I Find Ash Wednesday to Be a License to Hypocrisy

Note: It's Matthew 6, not Matthew 5
Ash Wednesday 2018 falls on the same day as Valentine's Day for this year. As a former Roman Catholic, I can testify the hypocrisy of Ash Wednesday not just with my folks but with almost everyone around me as well. I always called Christmas as the most hypocritical time of the year - but haven't we forgotten Lent is an extension of that hypocrisy?

Why do I find it hypocritical? There's the real reason behind Ash Wednesday. I've noticed how people have used their ash marks to brag to everyone that they're fasting (or better yet abstaining). However, the Bible gives specific instructions about fasting. Matthew 6:16-18 tells us that when you fast - wash your face and don't make it for show. 

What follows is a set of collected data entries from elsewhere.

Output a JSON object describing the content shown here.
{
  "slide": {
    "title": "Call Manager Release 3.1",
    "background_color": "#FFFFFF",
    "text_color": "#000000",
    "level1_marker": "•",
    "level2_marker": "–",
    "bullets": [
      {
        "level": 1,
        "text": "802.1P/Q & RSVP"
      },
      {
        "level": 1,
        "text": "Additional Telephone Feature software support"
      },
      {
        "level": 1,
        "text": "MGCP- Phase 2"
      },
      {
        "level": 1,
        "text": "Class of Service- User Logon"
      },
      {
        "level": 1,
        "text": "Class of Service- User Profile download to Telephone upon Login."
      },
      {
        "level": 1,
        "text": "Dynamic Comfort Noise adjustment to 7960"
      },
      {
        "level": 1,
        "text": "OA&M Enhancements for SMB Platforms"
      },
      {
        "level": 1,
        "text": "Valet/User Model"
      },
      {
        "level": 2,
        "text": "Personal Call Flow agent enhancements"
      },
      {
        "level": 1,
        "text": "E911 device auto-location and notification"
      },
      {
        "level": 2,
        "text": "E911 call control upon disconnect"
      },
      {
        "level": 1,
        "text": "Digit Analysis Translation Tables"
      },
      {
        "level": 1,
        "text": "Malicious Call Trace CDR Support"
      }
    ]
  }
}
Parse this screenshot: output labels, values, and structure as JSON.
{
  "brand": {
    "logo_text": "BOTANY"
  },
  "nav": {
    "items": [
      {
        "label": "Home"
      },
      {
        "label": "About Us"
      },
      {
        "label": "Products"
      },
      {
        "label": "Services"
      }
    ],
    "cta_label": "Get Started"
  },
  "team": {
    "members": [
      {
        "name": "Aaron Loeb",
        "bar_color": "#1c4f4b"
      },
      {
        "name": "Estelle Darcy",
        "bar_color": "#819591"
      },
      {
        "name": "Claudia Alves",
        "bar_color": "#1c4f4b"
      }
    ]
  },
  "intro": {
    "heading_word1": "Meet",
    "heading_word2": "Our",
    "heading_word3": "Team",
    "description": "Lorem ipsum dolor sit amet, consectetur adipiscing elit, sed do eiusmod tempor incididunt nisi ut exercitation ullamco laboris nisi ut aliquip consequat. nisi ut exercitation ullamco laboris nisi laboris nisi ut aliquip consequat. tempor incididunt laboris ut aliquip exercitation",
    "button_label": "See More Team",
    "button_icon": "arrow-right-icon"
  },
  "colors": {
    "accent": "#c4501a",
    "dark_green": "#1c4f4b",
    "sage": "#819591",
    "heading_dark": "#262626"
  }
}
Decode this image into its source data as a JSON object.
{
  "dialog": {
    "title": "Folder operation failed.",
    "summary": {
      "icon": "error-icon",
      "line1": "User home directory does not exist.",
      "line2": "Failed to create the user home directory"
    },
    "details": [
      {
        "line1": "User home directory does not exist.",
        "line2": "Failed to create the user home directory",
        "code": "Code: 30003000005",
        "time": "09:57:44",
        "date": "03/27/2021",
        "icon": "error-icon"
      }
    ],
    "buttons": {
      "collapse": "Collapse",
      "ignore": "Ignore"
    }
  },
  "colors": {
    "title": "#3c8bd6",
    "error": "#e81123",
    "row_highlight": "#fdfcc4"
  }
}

This is pretty much like the hypocrisy of Ahab. Do you remember the account when Ahab fasted, wore sackcloth and applied ashes on his head in 1 Kings 21:27-28? Unfortunately the next chapter shows us how Ahab's repentance was just for show. Ahab refused food, he was on fasting, he looked like he repented but his attitude in 1 Kings 22 showed that he had a false repentance. He still consulted the false prophets instead of the prophet of the LORD. He even had the concerned prophet Micaiah imprisoned for warning him about going to Ramoth-Gilead. We later read in 1 Chronicles 219:2 where the prophet Jehu rebuked Jehoshaphat of his foolish decisions. So what did that make Ahab's so-called repentance? It was all for show. He was just doing it hoping to gain forgiveness from God but he was still hardened in sin. 

No one should never mistake repentance and penance or the fruits meet of repentance with repentance. It's possible to go through with every ritual like abstinence from meat, walking while kneeling, voluntary crucifixion (though the Roman Catholic institution condemned the practice as heretical) and go to confession as much as one wants. Repentance is taken from the Greek word metanoneia which means, "A change of mind which begets a change in purpose." Penance is merely outward. Repentance starts from within which results to a change o life.

Ash Wednesday opens yet another door to hypocrisy. How often do many people religiously attend Mass, they perform all the religious obligations and the like and return back to their sinful habits after Easter Sunday? I guess such people think that they can sin all they want because they've got the sacraments and priests to "save their souls". The hypocrisy is anything but surprising considering I've been a former Roman Catholic myself.